Experimental and numerical investigation on static and dynamic characteristics for curvilinearly stiffened plates using DST-BK model

Curvilinearly stiffened plates can have superior mechanical properties than traditional straight-line stiffened plates. To avoid the shear locking problem in the modeling of stiffened thick plates by Reissner-Mindlin theory when the thickness of plate decrease, discrete shear triangle element was introduced by employing the discrete shear constraints on each side. The discrete shear triangle element is employed for the plate and the Timoshenko beam theory is employed for the curvilinearly stiffeners, respectively. The FE equations are established through displacement interpolation function of plate and the displacement compatibility conditions at the plate-stiffened interfaces. The plate and stiffener are modeled separately in the present method, which allows the nodes of stiffener element not coincide with nodes of the plate's shell-element.

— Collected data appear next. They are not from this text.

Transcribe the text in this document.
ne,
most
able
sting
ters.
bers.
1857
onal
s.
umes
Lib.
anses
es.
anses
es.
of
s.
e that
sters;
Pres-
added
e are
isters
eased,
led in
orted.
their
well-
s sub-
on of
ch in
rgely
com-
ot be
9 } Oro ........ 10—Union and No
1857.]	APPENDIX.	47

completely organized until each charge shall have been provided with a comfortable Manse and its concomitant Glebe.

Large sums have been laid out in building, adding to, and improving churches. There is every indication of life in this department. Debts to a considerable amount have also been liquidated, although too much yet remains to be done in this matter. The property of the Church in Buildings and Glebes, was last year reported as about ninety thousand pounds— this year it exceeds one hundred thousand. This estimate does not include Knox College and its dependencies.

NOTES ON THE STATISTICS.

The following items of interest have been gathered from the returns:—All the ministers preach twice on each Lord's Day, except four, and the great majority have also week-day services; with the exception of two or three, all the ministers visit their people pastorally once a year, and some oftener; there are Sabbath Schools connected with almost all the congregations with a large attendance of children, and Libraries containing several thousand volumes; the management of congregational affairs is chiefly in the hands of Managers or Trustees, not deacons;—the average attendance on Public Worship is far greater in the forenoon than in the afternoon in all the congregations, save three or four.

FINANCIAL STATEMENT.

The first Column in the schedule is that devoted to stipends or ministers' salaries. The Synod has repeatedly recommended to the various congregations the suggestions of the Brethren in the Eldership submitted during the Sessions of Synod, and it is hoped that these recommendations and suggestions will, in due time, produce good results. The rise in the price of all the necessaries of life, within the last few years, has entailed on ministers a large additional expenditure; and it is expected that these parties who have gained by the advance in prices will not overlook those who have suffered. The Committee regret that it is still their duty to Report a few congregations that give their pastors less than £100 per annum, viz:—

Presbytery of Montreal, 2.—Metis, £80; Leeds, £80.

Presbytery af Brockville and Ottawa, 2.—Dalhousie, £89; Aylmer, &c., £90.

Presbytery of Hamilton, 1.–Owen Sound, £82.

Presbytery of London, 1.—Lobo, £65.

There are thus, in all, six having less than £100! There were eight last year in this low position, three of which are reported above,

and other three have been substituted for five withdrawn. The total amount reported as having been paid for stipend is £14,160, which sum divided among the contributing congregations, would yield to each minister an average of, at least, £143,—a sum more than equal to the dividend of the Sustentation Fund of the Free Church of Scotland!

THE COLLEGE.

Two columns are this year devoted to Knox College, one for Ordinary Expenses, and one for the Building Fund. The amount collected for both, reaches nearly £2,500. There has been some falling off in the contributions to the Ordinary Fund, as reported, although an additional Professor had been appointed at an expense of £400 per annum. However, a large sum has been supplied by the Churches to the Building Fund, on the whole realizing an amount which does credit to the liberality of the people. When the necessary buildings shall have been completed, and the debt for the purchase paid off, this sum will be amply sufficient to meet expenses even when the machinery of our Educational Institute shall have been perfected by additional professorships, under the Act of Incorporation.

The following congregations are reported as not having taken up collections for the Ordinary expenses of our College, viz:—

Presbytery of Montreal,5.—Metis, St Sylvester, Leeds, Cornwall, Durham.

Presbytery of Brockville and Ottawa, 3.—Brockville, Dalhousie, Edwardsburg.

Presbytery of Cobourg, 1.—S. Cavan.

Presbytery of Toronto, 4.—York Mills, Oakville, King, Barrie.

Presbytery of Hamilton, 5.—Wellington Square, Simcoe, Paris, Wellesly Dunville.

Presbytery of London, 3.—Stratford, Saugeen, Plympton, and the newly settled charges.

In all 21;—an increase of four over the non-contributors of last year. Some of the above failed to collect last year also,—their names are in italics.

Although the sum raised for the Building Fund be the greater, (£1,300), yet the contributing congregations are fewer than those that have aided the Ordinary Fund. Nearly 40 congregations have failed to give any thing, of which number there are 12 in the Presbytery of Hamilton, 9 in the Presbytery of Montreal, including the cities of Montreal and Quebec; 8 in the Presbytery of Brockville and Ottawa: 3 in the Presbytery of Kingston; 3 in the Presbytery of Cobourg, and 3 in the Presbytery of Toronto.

Based on the newly proposed modeling technique, the statics, vibration and buckling behavior of curvilinearly stiffened plates are investigated. Numerical and experimental investigations are conducted to verify the mechanical properties of proposed model for stiffened plates. Results from the proposed method show good agreements with the numerical and experimental results. The present method can conduct static and dynamic analysis for both stiffened thick and thin plates and guarantee the accuracy of calculation with less number of elements.